Решетников пил сухое вино большими глотками, с наслаждением; по всему телу разливалось тепло, до мельчайшей прожилочки. Ему было уютно, хорошо – всё существо его переполняла какая-то непонятная, замешанная на тоске, влюбленность; в кого, во что – было несущественным.

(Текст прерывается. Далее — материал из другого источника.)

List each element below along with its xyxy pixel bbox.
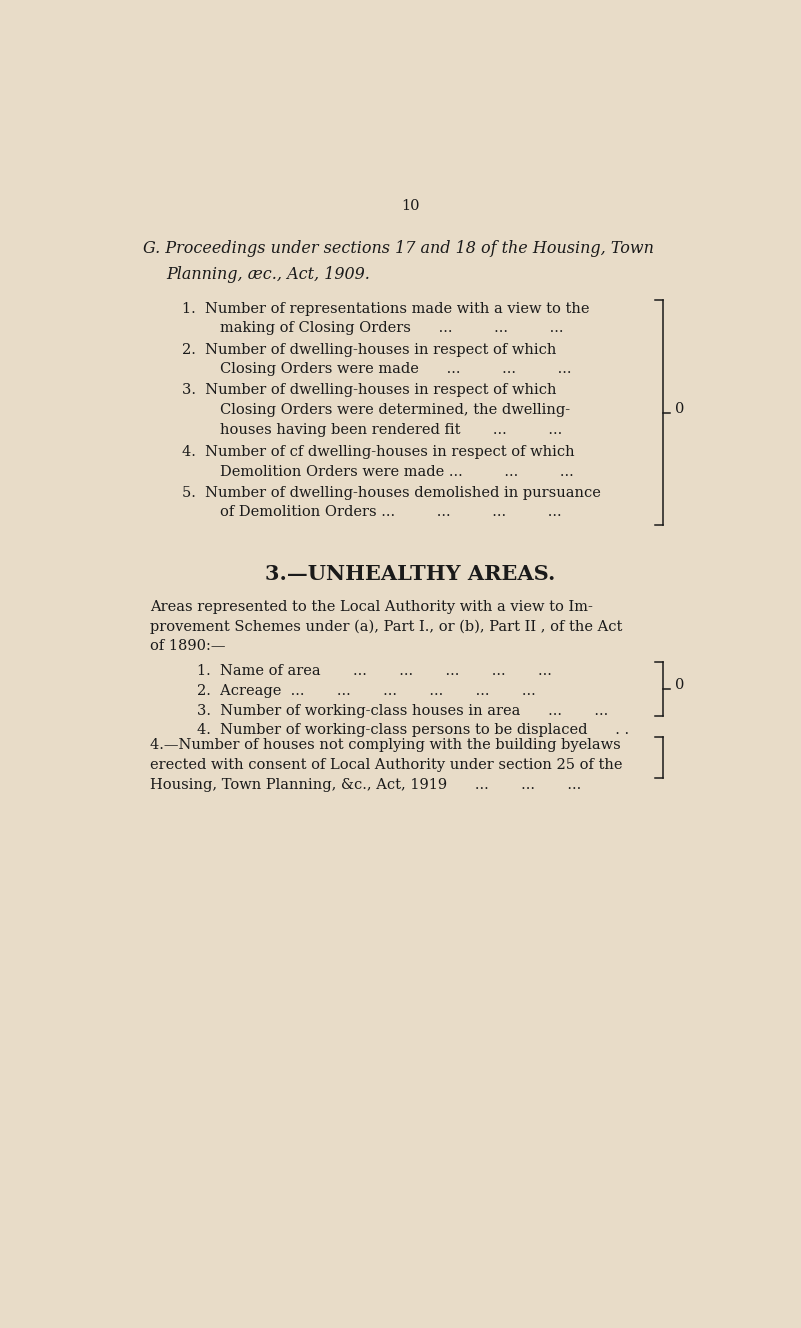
Text: Areas represented to the Local Authority with a view to Im-: Areas represented to the Local Authority… (151, 600, 594, 614)
Text: Housing, Town Planning, &c., Act, 1919      ...       ...       ...: Housing, Town Planning, &c., Act, 1919 .… (151, 778, 582, 791)
Text: of Demolition Orders ...         ...         ...         ...: of Demolition Orders ... ... ... ... (220, 506, 562, 519)
Text: G. Proceedings under sections 17 and 18 of the Housing, Town: G. Proceedings under sections 17 and 18 … (143, 240, 654, 258)
Text: Demolition Orders were made ...         ...         ...: Demolition Orders were made ... ... ... (220, 465, 574, 478)
Text: 4.—Number of houses not complying with the building byelaws: 4.—Number of houses not complying with t… (151, 738, 622, 753)
Text: Closing Orders were made      ...         ...         ...: Closing Orders were made ... ... ... (220, 363, 572, 376)
Text: of 1890:—: of 1890:— (151, 639, 226, 653)
Text: 1.  Name of area       ...       ...       ...       ...       ...: 1. Name of area ... ... ... ... ... (197, 664, 552, 679)
Text: 3.  Number of working-class houses in area      ...       ...: 3. Number of working-class houses in are… (197, 704, 608, 717)
Text: Planning, æc., Act, 1909.: Planning, æc., Act, 1909. (166, 266, 370, 283)
Text: provement Schemes under (a), Part I., or (b), Part II , of the Act: provement Schemes under (a), Part I., or… (151, 619, 623, 633)
Text: making of Closing Orders      ...         ...         ...: making of Closing Orders ... ... ... (220, 321, 564, 336)
Text: 5.  Number of dwelling-houses demolished in pursuance: 5. Number of dwelling-houses demolished … (182, 486, 601, 499)
Text: 3.—UNHEALTHY AREAS.: 3.—UNHEALTHY AREAS. (265, 563, 556, 583)
Text: 1.  Number of representations made with a view to the: 1. Number of representations made with a… (182, 301, 589, 316)
Text: 10: 10 (401, 199, 420, 214)
Text: 2.  Number of dwelling-houses in respect of which: 2. Number of dwelling-houses in respect … (182, 343, 556, 357)
Text: erected with consent of Local Authority under section 25 of the: erected with consent of Local Authority … (151, 758, 623, 772)
Text: 0: 0 (675, 402, 685, 416)
Text: 3.  Number of dwelling-houses in respect of which: 3. Number of dwelling-houses in respect … (182, 384, 556, 397)
Text: 0: 0 (675, 679, 685, 692)
Text: 4.  Number of working-class persons to be displaced      . .: 4. Number of working-class persons to be… (197, 724, 629, 737)
Text: houses having been rendered fit       ...         ...: houses having been rendered fit ... ... (220, 422, 562, 437)
Text: Closing Orders were determined, the dwelling-: Closing Orders were determined, the dwel… (220, 404, 570, 417)
Text: 2.  Acreage  ...       ...       ...       ...       ...       ...: 2. Acreage ... ... ... ... ... ... (197, 684, 536, 699)
Text: 4.  Number of cf dwelling-houses in respect of which: 4. Number of cf dwelling-houses in respe… (182, 445, 574, 459)
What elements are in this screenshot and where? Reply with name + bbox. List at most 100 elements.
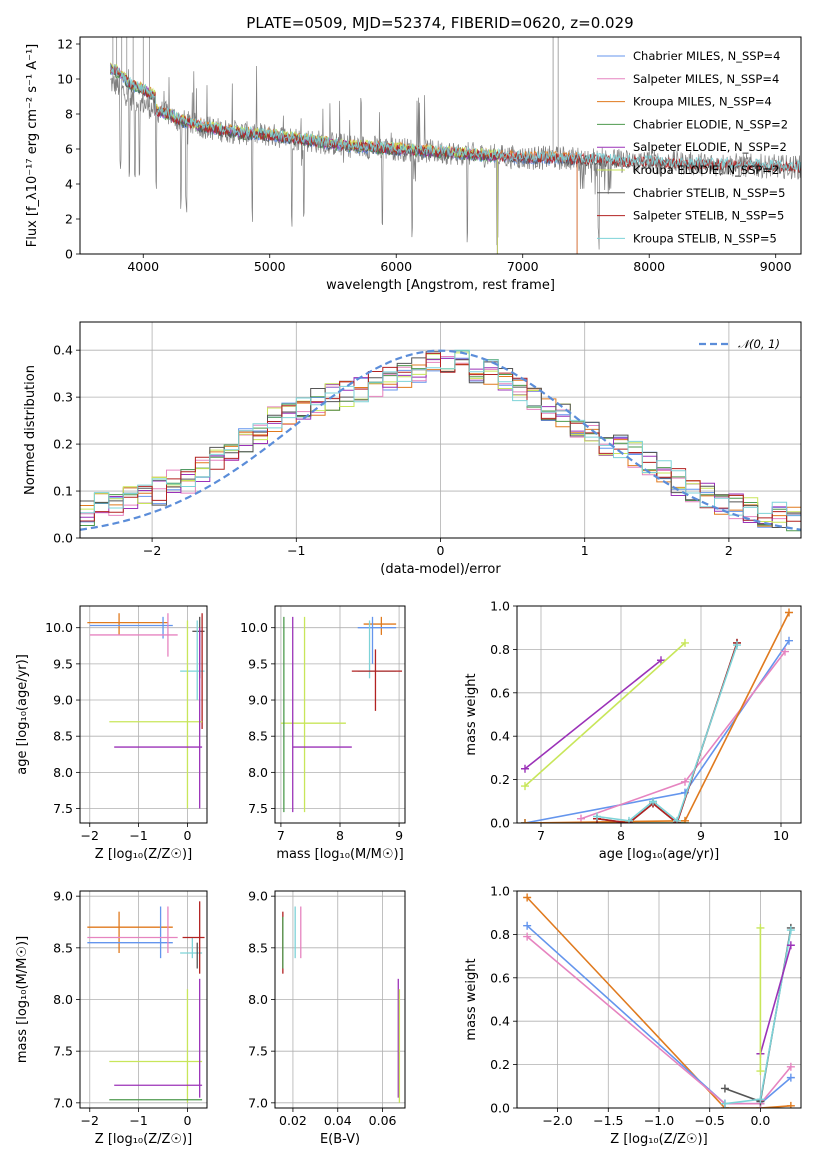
data-point-marker xyxy=(625,816,633,823)
y-axis-label: Normed distribution xyxy=(23,365,38,495)
y-tick-label: 8.0 xyxy=(248,765,268,780)
figure-title: PLATE=0509, MJD=52374, FIBERID=0620, z=0… xyxy=(246,14,633,32)
plot-area xyxy=(87,901,205,1103)
residual-histogram-panel: −2 −1 0 1 2 0.0 0.1 0.2 0.3 0.4 (data-model)/error… xyxy=(23,321,802,577)
data-point-marker xyxy=(593,812,601,821)
legend-label: Chabrier STELIB, N_SSP=5 xyxy=(633,186,785,200)
legend-label: 𝒩(0, 1) xyxy=(738,337,780,351)
x-tick-label: 10 xyxy=(773,828,789,843)
y-tick-label: 7.0 xyxy=(248,1095,268,1110)
legend-label: Salpeter STELIB, N_SSP=5 xyxy=(633,209,784,223)
data-point-marker xyxy=(681,638,689,647)
data-point-marker xyxy=(756,1095,765,1104)
x-tick-label: 7000 xyxy=(507,259,539,274)
data-point-marker xyxy=(786,1073,795,1082)
weight-vs-metallicity-panel: −2.0 −1.5 −1.0 −0.5 0.0 0.0 0.2 0.4 0.6 0.8 1.0 Z [… xyxy=(464,884,802,1147)
x-tick-label: 2 xyxy=(725,543,733,558)
x-tick-label: 0.04 xyxy=(324,1113,352,1128)
y-tick-label: 8 xyxy=(65,107,73,122)
x-axis-label: E(B-V) xyxy=(320,1132,360,1147)
axes-frame xyxy=(79,36,802,255)
x-axis-label: Z [log₁₀(Z/Z☉)] xyxy=(95,847,192,862)
y-tick-label: 0.2 xyxy=(490,772,510,787)
x-tick-label: −0.5 xyxy=(695,1113,725,1128)
x-tick-label: 7 xyxy=(537,828,545,843)
x-tick-label: 8 xyxy=(617,828,625,843)
y-tick-label: 9.0 xyxy=(248,889,268,904)
data-point-marker xyxy=(521,764,529,773)
x-tick-label: 0 xyxy=(437,543,445,558)
model-line-kroupa-stelib xyxy=(109,64,801,171)
y-tick-label: 7.5 xyxy=(53,1044,73,1059)
age-vs-metallicity-panel: −2 −1 0 7.5 8.0 8.5 9.0 9.5 10.0 Z [log₁₀(Z/Z☉)] a… xyxy=(15,605,208,862)
y-tick-label: 7.0 xyxy=(53,1095,73,1110)
y-tick-label: 0.6 xyxy=(490,970,510,985)
x-tick-label: 0 xyxy=(183,828,191,843)
legend-label: Chabrier MILES, N_SSP=4 xyxy=(633,49,780,63)
x-tick-label: −2.0 xyxy=(542,1113,572,1128)
x-tick-label: 4000 xyxy=(127,259,159,274)
x-tick-label: 9000 xyxy=(760,259,792,274)
x-tick-label: 0.06 xyxy=(369,1113,397,1128)
y-tick-label: 10.0 xyxy=(45,620,73,635)
y-tick-label: 10.0 xyxy=(240,620,268,635)
plot-area xyxy=(109,37,801,254)
data-point-marker xyxy=(756,1067,765,1076)
histogram-step-kroupa-stelib xyxy=(80,349,801,516)
y-tick-label: 0.2 xyxy=(490,1057,510,1072)
y-tick-label: 0.4 xyxy=(53,343,73,358)
data-point-marker xyxy=(785,636,793,645)
x-tick-label: 0.02 xyxy=(279,1113,307,1128)
y-tick-label: 9.5 xyxy=(248,656,268,671)
y-tick-label: 9.0 xyxy=(53,693,73,708)
x-tick-label: 1 xyxy=(581,543,589,558)
y-tick-label: 0.0 xyxy=(490,1101,510,1116)
y-tick-label: 0.1 xyxy=(53,484,73,499)
weight-line-salpeter-elodie xyxy=(524,659,662,770)
y-tick-label: 8.5 xyxy=(53,729,73,744)
x-tick-label: −1 xyxy=(287,543,305,558)
y-tick-label: 6 xyxy=(65,142,73,157)
y-tick-label: 12 xyxy=(57,37,73,52)
x-tick-label: 9 xyxy=(395,828,403,843)
data-point-marker xyxy=(781,647,789,656)
weight-line-kroupa-elodie xyxy=(524,642,686,787)
y-tick-label: 8.5 xyxy=(248,729,268,744)
y-tick-label: 2 xyxy=(65,212,73,227)
data-point-marker xyxy=(577,814,585,823)
legend-label: Chabrier ELODIE, N_SSP=2 xyxy=(633,117,788,131)
mass-vs-metallicity-panel: −2 −1 0 7.0 7.5 8.0 8.5 9.0 Z [log₁₀(Z/Z☉)] mass … xyxy=(15,889,208,1147)
y-tick-label: 10 xyxy=(57,72,73,87)
y-tick-label: 0.3 xyxy=(53,390,73,405)
data-point-marker xyxy=(523,893,532,902)
data-point-marker xyxy=(786,1101,795,1108)
y-axis-label: mass [log₁₀(M/M☉)] xyxy=(15,936,30,1063)
data-point-marker xyxy=(681,816,689,823)
plot-area xyxy=(87,613,205,809)
data-point-marker xyxy=(521,819,529,823)
y-axis-label: Flux [f_λ10⁻¹⁷ erg cm⁻² s⁻¹ A⁻¹] xyxy=(25,44,40,248)
normal-distribution-curve xyxy=(80,349,801,531)
y-tick-label: 9.5 xyxy=(53,656,73,671)
data-point-marker xyxy=(523,932,532,941)
data-point-marker xyxy=(733,641,741,650)
x-tick-label: −1 xyxy=(129,828,147,843)
data-point-marker xyxy=(720,1084,729,1093)
plot-area xyxy=(80,349,801,532)
y-axis-label: mass weight xyxy=(464,673,479,755)
x-tick-label: 8 xyxy=(336,828,344,843)
y-tick-label: 4 xyxy=(65,177,73,192)
x-tick-label: 0 xyxy=(183,1113,191,1128)
plot-area xyxy=(521,608,793,823)
age-vs-mass-panel: 7 8 9 7.5 8.0 8.5 9.0 9.5 10.0 mass [log₁₀(M/M☉)] xyxy=(240,605,406,862)
y-tick-label: 0.8 xyxy=(490,927,510,942)
x-axis-label: (data-model)/error xyxy=(380,562,501,577)
plot-area xyxy=(523,893,795,1108)
x-tick-label: −2 xyxy=(143,543,161,558)
data-point-marker xyxy=(521,782,529,791)
y-tick-label: 0.6 xyxy=(490,685,510,700)
plot-area xyxy=(282,906,401,1103)
legend-label: Salpeter ELODIE, N_SSP=2 xyxy=(633,140,787,154)
x-tick-label: 5000 xyxy=(254,259,286,274)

В усталость, в вино, в этот вечер, в горы, в Аню?

Внезапно ему почудилось, что он как будто стоит на пороге чего-то нового и небывалого, в преддверье каких-то больших событий, способных изменить весь привычный уклад его жизни – ощущение это было ярким и внятным, но ни причину, ни физическую форму этого Решетников ухватить не мог. Что бы он ни пытался назвать мысленно в качестве вещественного выражения этого ожидания – ничего не могло пока соотнестись с решетниковским предчувствием; всё окружающее просто вызывало в нем чувство согласия и любви, и еще чего-то неизмеримо большего – на подходе.

Наконец, он увидел, что Петрович-сан встал и шагнул к кровати.

– Как ты, Сан? – спросил Решетников.

– Что-то... не стоится! – объявил Петрович-сан и, надо сказать, действительно, не обманул – рухнул на пол, как подкошенный.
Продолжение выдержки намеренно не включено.